Fine, since you’ve twisted my arm I’ll tell you.
I’m mad. Mad that my son no longer loves God the way he did when things were simpler. Mad that his ADHD and Asperger’s has stolen the joy from him and now he’s always. ALWAYS. Glass-half-empty.
I’m sad that the boy who used to love to say grace and prayers each night is now the boy who doesn’t see a reason to pray “because God sees him all day anyway.”
And I’m mad at myself because I let it happen. (I’m sure it was one time when I was busy falling asleep on the couch from busy-ness and didn’t tuck them in. Or when I was busy with me. Or busy with his sister. Or maybe it was a Tuesday. Who knows when. But it happened.)
And I’m mad at myself because I don’t know how to get it back. I don’t know how to get back that sweet boy who loved God and loved life and loved.
And Sunday, on the way home from church, when my boy asks, “mama don’t you have anything on the radio besides church music?” And I have nothing to say. Because I am stunned into silence. Because “only church music” isn’t so bad in my book.
So I’m praying and wondering and frustrated and desperate to snatch back my small child from the demon of negativity that has him in his clutches. And I pray.
Because I have.no.idea.how.to.be.a.good.mother. Good engineer? Yes. Good chauffeur? Yes. Good advocate? Yes. But good mothers would keep a watch on their children’s spiritual life and guard that sheep as soon as they leave the fold. As soon as they wander. As soon as the wolf entices.
So tell me, moms of boys with glasses half empty. Moms of boys whose babies once loved Jesus. Moms of daughters who slipped out of the sheep fold in the middle of the night. Mom’s of special needs glass-half-empty, mad-at-God boys. What now? Why can’t we just go back to folded hands and saying grace and church music in the car?
Tell me he’ll be ok.
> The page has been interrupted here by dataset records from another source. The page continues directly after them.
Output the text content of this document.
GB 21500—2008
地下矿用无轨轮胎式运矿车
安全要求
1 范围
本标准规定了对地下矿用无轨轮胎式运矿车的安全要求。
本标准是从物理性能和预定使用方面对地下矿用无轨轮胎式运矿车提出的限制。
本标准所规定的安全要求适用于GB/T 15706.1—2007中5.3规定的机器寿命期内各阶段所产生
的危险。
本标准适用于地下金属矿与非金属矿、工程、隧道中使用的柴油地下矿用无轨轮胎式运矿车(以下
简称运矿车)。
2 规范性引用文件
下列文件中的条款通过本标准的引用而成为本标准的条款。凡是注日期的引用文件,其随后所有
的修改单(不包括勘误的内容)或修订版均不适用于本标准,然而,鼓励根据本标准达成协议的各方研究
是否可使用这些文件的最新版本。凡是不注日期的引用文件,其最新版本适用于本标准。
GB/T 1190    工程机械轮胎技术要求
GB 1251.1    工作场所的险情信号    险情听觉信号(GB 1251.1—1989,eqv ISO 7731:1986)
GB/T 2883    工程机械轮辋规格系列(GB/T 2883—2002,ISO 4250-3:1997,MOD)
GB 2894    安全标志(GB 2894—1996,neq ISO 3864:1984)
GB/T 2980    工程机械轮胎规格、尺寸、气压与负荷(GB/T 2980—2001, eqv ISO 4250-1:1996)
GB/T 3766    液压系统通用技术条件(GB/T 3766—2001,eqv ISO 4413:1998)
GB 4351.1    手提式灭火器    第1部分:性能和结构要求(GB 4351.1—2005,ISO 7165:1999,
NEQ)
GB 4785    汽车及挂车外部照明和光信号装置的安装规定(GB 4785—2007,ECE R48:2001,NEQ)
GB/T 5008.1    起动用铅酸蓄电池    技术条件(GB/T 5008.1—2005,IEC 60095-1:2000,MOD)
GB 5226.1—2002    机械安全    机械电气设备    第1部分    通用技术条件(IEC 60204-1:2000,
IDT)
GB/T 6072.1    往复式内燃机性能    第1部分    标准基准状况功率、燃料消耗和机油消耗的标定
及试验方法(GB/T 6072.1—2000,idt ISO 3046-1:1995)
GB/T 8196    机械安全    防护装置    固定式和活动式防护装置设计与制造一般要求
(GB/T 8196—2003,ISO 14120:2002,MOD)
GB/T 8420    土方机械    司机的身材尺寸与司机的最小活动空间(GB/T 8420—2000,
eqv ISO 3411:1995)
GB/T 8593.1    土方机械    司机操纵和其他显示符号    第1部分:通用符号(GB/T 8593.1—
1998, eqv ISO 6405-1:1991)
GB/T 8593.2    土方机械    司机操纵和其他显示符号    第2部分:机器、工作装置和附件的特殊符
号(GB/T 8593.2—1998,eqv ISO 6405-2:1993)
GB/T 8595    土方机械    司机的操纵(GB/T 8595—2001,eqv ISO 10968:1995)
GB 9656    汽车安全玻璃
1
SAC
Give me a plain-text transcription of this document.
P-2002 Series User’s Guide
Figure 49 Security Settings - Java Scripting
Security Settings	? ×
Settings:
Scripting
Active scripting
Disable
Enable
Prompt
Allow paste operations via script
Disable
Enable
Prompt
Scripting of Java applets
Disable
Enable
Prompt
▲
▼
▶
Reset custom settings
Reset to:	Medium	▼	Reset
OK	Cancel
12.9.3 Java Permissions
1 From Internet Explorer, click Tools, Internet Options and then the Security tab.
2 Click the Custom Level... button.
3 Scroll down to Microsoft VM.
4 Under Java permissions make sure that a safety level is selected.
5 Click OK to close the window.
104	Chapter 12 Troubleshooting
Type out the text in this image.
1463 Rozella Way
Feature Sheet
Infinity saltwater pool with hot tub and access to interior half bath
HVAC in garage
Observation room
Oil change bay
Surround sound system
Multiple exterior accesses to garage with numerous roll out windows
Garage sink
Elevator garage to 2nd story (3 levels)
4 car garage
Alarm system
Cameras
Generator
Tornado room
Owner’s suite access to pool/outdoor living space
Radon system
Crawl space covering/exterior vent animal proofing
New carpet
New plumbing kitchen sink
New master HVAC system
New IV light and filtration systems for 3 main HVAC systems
But I need you to mean it because you’ve been there, not just because you just want me to hear it. Tell me we’ll get back to that place. Tell me to be diligent and keep going and stay strong because one day my grace-sayer will come back and will love God so greatly that others will know Him through the joy bursting from my son.
Even when I lose patience. Even when the way is steep. Even when the path is narrow.
Remind me that God alone is my hope, and with Him, all things are possible. Even this.